Wednesday, October 2, 2013

#275 / The Entitlement State

Daniel Henninger, who is deputy editor of The Wall Street Journal's editorial page, writes a column called "Wonder Land." He has put out a call for a social revolution in a recent column titled "Let ObamaCare Collapse." I was particularly intrigued by this statement: 

Congress can't kill the entitlement state. Only the American people can.

The "entitlement state," for Henninger, seems to be a kind of "state of mind," more than anything else. Or maybe it's a "state of affairs," in which the people of these United States have determined to use their governmental institutions to help make sure that certain basic human needs are addressed, on behalf of all the individuals in the society who can't take care of these things for themselves. We are talking about things like food, shelter, and health care. When people don't provide those things for themselves, it is almost inevitably because they lack what Woody Guthrie used to call the old "Do-Re-Mi."

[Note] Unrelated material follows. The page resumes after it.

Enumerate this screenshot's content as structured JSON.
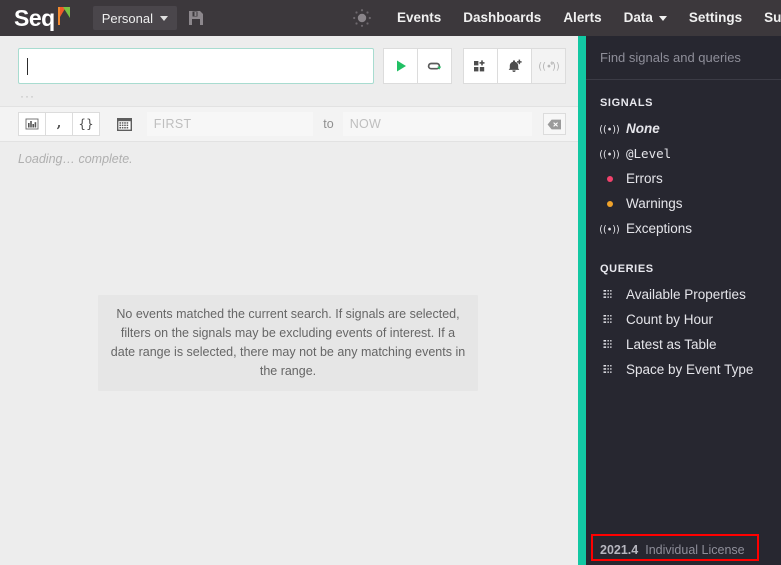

Social Security and Medicare are both identified, specifically, as part of the "entitlement state" that Henninger wants us to dismantle. You can deduce this from the cartoon that graced Henninger's "Wonder Land" column on September 25th. The cartoon is reproduced above.

The Wall Street Journal isn't the only publication calling for an end to the "entitlement state." Forbes has a similar view, and has printed an article by members of the Ayn Rand Center that opines that things were a lot better before that "entitlement state" came into existence. When was that, by the way? I think the Forbes folks mean mostly after the Great Depression, which wasn't really a great time at all, at least according to my parents, who lived through it.

It all makes you wonder: If Americans could thrive without an entitlement state a century ago, how much easier would it be today, when Americans are so rich that 95 percent of our “poor” own color TVs? But we won’t get rid of the entitlement state until we get rid of today’s widespread entitlement mentality, and return to a society in which individual responsibility is the watchword.

The key for the Ayn Rand Center-Forbes contingent is that "individual responsibility" is the way that we can find an alternative to the "entitlement state." And Henninger agrees. It's only the "American people" who can kill the entitlement state, as he sees it. 

Since the political actions of the "American people" created our system of social security - what the elite writers are calling the "entitlement state" - I have to agree that only the American people can "kill" it (killing a lot of individuals on the way to this goal, incidentally).

We, as the "American people," are being asked to cast aside the idea that we should be concerned about anyone but ourselves. That's really the message of these spokespeople for the 1%. They don't want anyone suggesting that we have any collective or community responsibility for those who can't provide basic necessities for themselves. A "state of mind" or "state of affairs" that suggests that we are "all in this together," and that we have a common responsibility for each other, means that the assets of the rich are on the line, to help fund the food, shelter, and health care needs of those who can't afford those things for themselves.

Unless the "American people" really want to make individual selfishness (or you can call it "responsibility") the watchword of our society, we are going to be asking those members of the 1% club to step up to the plate, and to contribute. 

Contrary to what Forbes and The Wall Street Journal suggest, that seems like the right approach.
After all, they've got the Do-Re-Mi!